Under Senate Bill 1100, $40 million in existing revenues from the Capital Stock and Franchise Tax will be earmarked for HSCA beginning in fiscal year 2008-2009 and continuing through 2010-11. This proposal will not change the scheduled phase-out of the Capital Stock and Franchise Tax.

Senate Approves Bill Extending MCARE

The Senate approved on Oct. 30 Senate Bill 1137, a measure to extend the MCARE program. The five-year-old MCARE program helps physicians pay a portion of their medical malpractice insurance premiums.

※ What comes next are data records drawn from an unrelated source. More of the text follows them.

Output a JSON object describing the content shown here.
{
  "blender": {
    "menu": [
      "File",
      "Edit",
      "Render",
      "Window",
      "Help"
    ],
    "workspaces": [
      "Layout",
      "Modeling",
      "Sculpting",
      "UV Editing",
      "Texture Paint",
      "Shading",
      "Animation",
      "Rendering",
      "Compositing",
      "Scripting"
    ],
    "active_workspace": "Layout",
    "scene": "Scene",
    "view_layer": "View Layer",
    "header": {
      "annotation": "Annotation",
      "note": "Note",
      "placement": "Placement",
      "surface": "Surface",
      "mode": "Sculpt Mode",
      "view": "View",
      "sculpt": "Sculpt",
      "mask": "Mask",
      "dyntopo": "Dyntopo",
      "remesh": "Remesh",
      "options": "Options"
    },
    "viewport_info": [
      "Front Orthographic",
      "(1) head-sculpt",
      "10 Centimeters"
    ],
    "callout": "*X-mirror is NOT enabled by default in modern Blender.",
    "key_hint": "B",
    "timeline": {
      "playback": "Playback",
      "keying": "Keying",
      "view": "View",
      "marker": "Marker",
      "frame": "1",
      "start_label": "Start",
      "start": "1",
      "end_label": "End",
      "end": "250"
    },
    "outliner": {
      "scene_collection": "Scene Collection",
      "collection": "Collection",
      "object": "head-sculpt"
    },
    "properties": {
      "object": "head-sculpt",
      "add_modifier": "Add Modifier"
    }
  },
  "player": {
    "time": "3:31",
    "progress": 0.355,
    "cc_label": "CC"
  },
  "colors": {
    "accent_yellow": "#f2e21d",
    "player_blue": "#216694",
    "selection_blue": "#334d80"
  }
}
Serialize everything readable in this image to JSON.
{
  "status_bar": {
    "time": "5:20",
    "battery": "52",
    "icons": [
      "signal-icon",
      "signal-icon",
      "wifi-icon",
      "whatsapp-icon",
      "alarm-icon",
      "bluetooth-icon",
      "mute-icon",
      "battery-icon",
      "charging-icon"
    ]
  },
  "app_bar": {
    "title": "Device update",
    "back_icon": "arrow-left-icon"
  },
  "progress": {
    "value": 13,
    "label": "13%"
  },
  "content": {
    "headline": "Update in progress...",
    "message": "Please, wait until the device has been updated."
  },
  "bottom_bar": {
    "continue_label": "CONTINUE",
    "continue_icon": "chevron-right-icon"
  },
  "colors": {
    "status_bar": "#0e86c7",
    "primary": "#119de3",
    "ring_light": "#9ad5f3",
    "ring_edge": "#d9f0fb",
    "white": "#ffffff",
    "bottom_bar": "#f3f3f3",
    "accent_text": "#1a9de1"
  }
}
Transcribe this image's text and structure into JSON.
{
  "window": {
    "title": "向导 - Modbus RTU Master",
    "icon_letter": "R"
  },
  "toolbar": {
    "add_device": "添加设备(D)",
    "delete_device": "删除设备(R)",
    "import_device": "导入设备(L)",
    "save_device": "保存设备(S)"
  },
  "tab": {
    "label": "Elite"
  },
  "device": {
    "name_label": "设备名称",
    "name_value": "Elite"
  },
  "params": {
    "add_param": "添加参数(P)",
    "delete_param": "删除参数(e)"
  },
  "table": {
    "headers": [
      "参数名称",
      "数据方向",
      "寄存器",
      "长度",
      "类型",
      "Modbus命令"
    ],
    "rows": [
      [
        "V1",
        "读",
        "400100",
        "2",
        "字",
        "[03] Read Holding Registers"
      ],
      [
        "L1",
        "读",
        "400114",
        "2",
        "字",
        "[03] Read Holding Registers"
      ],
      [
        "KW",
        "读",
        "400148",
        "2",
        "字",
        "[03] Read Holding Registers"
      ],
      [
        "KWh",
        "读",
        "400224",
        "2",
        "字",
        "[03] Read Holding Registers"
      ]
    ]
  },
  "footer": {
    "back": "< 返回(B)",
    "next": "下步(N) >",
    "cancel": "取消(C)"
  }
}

Senate Bill 1137 allows the state Insurance Commissioner to more gradually shift health care providers from publicly-funded to privately-purchased medical malpractice insurance coverage. It would also:

  • Require the Insurance Commissioner to make an annual determination, no later than July 1, on the capacity of medical malpractice insurance available to providers in the Commonwealth. Under current law, the Commissioner makes a determination bi-annually. An annual determination will allow the Insurance Commissioner greater flexibility in determining the overall availability of private medical liability insurance coverage.
  • Permit the Insurance Commissioner to increase the threshold of private coverage required to be carried by providers in increments as little as $50,000. Current law requires the commissioner to increase the level of medical liability coverage in increments no less than $250,000.

The fund helps pay toward the cost of the $500,000 in MCARE fund coverage that the state requires each doctor to secure, in addition to the $500,000 in primary coverage from the private marketplace. MCARE assistance is financed primarily by a 25-cent tax on cigarettes and a surcharge on traffic citations.

The bill now goes to the House for consideration.

Revenue Department Releases October Collections

Secretary of Revenue Tom Wolf reported on Oct. 31 that the state collected $1.8 billion in General Fund revenue in October, $25.5 million, or 1.4 percent, less than anticipated. Fiscal year-to-date General Fund collections total $7.8 billion, which is $46.4 million, or 0.6 percent, above estimate.

Sales tax receipts totaled $741.8 million for October, which was $8.4 million below estimate. Sales tax collections, year-to-date, total $2.9 billion, which is $12.1 million above estimate, or 0.4 percent, more than anticipated.

Personal Income Tax (PIT) revenue in October was $696 million, which was $6 million above estimate. This brings year-to-date PIT collections to $3 billion, which is $2.7 million, or 0.1 percent, below estimate.

October corporation tax revenue of $165.2 million was $34.8 million below estimate. Year-to-date corporation tax collections total $879.4 million, which is $1.7 million, or 0.2 percent, above estimate.

Statewide Foreclosure Prevention Initiatives Launched

Gov. Ed Rendell announced this week two new resources to help homeowners across the state who are facing foreclosure keep their homes.

The REAL program offers refinancing to homeowners whose adjustable-rate or other exotic mortgage has become unaffordable. By combining 100 percent financing with flexible credit underwriting, REAL provides relief for homeowners with good credit who may not otherwise qualify for typical refinance programs.

HERO offers loans for homeowners who, because of credit or other issues, cannot afford their current mortgage payments and are not eligible for other programs that could save their homes from foreclosure.

Credit counseling and financial management education are part of the programs.

President Signs Internet Tax Moratorium Bill

On Oct. 30, the U.S. House of Representatives voted 402-0 to extend the Internet tax moratorium for seven years, and President Bush signed the legislation on October 31, just before the current moratorium was set to expire.

The U.S. House had originally passed a four-year extension of the ban on Internet access taxes, but House leaders ultimately agreed to the version passed by the Senate last week. Extended twice since 1998, the moratorium prevents states and localities from levying taxes on Internet service.

The bill (H.R. 3678) signed by the president also expands the definition of Internet access to include ancillary products and services like email and instant messaging that are provided independently or not packaged with Internet access.